There’s a very interesting article in Computerworld this week about the rise of employee monitoring and the sometimes uncomfortable position that IT staffs are put in when they are called upon to manage it.
Employee monitoring comes in many forms now. Web site logging and email scans have evolved into text scanning, keystroke loggers, screen captures, phone call logging and the like. Location tracking can be enabled via company-issued smart phones with GPS capability. Companies are even looking at posts on social networks and blogs, whether done on company time or not.
IT staffers are in the middle of this because they have the tools and the knowledge to make it work. But according to the article, while security specialists consider it to be part of the job, others, like network administrators, say it’s not what they signed up for. Many are uncomfortable with what they say feels like spying on their fellow workers.
A big distinction can be made based on how the monitoring is disclosed to the workforce. If done in secret, I think IT staffs are justified in being concerned. Unless you’ve been hired as a surveillance operative, you have a right to object to being turned into one.
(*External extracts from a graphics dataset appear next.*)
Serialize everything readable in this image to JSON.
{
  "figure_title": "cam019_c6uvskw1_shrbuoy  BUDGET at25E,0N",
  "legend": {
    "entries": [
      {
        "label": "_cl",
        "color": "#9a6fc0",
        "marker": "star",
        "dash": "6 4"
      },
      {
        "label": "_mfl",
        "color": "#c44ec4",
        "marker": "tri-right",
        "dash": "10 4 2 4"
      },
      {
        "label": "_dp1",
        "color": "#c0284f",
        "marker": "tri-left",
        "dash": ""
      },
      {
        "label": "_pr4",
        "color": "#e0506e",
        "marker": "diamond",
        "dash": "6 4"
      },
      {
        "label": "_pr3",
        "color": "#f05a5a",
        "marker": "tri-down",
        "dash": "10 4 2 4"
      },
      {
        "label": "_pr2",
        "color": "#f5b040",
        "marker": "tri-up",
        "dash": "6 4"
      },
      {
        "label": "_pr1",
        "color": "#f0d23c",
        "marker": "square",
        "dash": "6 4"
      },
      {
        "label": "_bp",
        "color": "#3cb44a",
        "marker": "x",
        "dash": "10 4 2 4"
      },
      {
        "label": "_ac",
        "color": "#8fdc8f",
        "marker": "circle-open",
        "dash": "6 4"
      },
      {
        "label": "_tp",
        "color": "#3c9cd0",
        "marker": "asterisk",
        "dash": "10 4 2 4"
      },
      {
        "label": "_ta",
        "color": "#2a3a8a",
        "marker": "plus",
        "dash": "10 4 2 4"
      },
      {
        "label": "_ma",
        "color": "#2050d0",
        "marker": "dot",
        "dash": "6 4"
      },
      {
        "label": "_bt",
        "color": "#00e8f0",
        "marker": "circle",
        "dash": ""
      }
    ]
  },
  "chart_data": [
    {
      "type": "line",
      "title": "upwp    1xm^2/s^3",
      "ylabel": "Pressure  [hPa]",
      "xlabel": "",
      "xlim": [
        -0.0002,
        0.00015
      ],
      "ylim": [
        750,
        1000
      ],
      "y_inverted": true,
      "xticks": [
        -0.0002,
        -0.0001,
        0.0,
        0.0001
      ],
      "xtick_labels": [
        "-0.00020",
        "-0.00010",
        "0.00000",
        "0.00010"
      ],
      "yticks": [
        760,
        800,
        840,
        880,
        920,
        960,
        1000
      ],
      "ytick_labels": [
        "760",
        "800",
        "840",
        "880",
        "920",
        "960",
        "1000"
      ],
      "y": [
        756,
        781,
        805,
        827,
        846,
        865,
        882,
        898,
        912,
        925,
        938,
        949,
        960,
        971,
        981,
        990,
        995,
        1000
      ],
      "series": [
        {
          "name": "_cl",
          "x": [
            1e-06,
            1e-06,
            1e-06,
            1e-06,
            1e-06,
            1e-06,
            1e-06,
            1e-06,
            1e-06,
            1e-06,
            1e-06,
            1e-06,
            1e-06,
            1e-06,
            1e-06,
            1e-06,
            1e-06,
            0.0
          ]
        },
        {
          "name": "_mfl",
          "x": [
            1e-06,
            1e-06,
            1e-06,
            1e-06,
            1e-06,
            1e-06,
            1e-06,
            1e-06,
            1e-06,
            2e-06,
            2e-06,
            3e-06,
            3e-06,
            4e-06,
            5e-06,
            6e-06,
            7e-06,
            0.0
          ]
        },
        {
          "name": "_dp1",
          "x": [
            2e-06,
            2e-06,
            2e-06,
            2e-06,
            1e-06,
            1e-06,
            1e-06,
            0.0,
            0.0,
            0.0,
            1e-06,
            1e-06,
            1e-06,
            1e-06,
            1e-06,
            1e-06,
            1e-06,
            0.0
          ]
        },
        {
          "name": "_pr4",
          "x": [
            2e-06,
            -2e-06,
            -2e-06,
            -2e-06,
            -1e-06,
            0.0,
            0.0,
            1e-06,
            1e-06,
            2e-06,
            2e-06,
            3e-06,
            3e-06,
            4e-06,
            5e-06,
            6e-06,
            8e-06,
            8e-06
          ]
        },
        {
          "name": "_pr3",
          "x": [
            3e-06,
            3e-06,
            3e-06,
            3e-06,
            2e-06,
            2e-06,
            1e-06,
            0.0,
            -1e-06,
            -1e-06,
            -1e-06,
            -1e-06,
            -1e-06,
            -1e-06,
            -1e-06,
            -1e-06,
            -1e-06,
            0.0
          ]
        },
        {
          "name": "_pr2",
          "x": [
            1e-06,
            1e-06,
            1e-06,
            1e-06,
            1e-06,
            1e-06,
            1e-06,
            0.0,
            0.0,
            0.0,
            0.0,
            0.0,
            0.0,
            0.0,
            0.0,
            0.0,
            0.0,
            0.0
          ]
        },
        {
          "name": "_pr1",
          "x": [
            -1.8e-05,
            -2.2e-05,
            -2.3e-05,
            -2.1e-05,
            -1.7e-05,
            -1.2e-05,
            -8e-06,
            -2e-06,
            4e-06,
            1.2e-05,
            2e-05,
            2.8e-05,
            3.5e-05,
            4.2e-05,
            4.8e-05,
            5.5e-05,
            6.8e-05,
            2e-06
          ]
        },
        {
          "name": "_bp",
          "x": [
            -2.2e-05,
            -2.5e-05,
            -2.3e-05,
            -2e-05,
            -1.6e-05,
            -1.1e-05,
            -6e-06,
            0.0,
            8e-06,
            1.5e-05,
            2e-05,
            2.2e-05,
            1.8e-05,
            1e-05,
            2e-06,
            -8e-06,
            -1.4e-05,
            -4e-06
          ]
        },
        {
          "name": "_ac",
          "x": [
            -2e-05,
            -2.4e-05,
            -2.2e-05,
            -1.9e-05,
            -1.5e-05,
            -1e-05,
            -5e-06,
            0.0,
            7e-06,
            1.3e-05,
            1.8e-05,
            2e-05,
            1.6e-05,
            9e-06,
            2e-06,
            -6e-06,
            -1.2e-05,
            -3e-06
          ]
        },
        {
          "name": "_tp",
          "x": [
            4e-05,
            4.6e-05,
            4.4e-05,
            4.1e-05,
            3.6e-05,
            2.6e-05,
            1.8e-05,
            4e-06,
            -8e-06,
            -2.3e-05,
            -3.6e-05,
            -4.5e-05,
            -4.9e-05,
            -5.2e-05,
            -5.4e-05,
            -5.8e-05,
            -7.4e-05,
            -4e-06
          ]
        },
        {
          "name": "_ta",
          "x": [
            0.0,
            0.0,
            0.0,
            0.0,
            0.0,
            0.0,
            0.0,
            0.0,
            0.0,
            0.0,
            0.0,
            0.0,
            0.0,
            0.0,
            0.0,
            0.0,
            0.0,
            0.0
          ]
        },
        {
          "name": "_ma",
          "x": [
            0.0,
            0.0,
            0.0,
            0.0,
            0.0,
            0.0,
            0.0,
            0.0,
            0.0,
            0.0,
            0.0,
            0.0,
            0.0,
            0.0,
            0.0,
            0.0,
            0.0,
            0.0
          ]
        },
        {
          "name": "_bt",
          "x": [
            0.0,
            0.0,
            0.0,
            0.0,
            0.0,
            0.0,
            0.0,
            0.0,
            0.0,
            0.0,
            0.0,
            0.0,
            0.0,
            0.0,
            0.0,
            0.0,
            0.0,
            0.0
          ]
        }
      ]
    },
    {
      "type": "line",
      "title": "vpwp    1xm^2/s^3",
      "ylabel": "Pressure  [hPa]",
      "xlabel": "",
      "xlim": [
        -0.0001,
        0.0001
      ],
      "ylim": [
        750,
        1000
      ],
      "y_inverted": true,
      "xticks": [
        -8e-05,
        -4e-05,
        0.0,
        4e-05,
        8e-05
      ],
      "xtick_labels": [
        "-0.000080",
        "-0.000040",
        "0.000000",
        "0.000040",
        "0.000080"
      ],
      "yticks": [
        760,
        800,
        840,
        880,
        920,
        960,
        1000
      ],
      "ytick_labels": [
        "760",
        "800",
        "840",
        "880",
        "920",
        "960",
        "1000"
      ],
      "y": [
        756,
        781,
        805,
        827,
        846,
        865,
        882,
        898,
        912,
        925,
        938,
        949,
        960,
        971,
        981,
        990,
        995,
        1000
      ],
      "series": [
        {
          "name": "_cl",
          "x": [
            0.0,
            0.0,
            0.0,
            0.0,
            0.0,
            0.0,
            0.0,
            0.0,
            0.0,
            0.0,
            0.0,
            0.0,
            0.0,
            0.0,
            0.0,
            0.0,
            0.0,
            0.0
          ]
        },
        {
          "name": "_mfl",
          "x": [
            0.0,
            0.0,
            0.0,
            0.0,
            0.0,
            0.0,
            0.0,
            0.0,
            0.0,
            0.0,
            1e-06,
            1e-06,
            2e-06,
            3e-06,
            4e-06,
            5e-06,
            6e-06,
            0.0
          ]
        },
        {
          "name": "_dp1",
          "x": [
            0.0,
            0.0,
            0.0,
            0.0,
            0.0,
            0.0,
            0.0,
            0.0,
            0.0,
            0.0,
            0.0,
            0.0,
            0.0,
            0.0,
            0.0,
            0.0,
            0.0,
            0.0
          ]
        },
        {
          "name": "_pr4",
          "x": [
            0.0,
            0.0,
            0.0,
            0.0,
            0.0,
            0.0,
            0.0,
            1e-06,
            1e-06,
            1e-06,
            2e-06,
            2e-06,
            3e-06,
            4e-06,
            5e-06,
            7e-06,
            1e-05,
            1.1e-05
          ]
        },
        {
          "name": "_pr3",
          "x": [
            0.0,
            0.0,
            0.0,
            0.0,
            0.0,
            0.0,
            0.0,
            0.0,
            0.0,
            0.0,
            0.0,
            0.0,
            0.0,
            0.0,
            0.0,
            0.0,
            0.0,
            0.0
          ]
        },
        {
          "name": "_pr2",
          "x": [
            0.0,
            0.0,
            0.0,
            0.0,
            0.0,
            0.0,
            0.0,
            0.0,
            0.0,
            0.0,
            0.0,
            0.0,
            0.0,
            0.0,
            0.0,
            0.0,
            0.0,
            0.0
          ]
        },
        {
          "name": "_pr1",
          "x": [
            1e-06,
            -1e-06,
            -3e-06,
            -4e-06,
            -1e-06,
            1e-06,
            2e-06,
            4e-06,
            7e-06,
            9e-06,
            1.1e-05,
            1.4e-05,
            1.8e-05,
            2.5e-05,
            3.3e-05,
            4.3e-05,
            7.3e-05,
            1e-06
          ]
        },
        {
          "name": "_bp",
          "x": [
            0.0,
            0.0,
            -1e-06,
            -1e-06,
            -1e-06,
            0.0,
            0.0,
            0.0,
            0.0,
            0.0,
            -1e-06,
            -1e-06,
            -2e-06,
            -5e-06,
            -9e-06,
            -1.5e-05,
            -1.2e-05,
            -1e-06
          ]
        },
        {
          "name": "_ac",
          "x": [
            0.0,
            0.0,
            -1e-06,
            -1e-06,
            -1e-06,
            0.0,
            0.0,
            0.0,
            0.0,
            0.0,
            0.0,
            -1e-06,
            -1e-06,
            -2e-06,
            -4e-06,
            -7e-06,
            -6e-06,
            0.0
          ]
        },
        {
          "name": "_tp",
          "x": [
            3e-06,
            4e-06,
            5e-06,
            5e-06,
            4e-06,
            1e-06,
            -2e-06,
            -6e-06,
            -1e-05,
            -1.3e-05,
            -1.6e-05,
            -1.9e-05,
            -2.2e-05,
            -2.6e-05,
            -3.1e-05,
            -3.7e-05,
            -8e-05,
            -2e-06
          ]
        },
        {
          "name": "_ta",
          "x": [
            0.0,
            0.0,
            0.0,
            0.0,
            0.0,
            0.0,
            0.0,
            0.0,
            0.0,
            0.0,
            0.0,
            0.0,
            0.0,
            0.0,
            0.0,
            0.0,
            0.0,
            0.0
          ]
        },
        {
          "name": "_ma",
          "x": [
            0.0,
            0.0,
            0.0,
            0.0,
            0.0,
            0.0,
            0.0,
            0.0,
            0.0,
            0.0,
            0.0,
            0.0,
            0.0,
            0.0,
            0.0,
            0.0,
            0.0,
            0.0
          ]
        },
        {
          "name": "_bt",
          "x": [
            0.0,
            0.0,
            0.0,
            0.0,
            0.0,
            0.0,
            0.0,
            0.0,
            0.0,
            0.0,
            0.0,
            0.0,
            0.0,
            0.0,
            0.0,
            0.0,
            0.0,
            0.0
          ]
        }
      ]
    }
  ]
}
Moreover, if the corporate culture is one in which management feels secret surveillance is both appropriate and necessary, then the problem – and the potential organizational dysfunction – goes deeper than the potential violation of a computer use policy.
Full disclosure of the monitoring program to the workforce makes things a little better organizationally – “you can’t say we didn’t warn you!” – but the discomfort with being in this role will not entirely go away for IT. I think a reasonable (not big-brother-ish) policy, which is fully disclosed (and frequently restated), combined with transparent practices and even-handed enforcement is key.
And ideally, IT staffers should be specialists in administering these programs and practices, and hired with full knowledge that this will be their role. You wouldn’t put an untrained cop on the beat and you shouldn’t put these serious IT tools into the hands of people who are unfamiliar with their use – or unhappy with using them.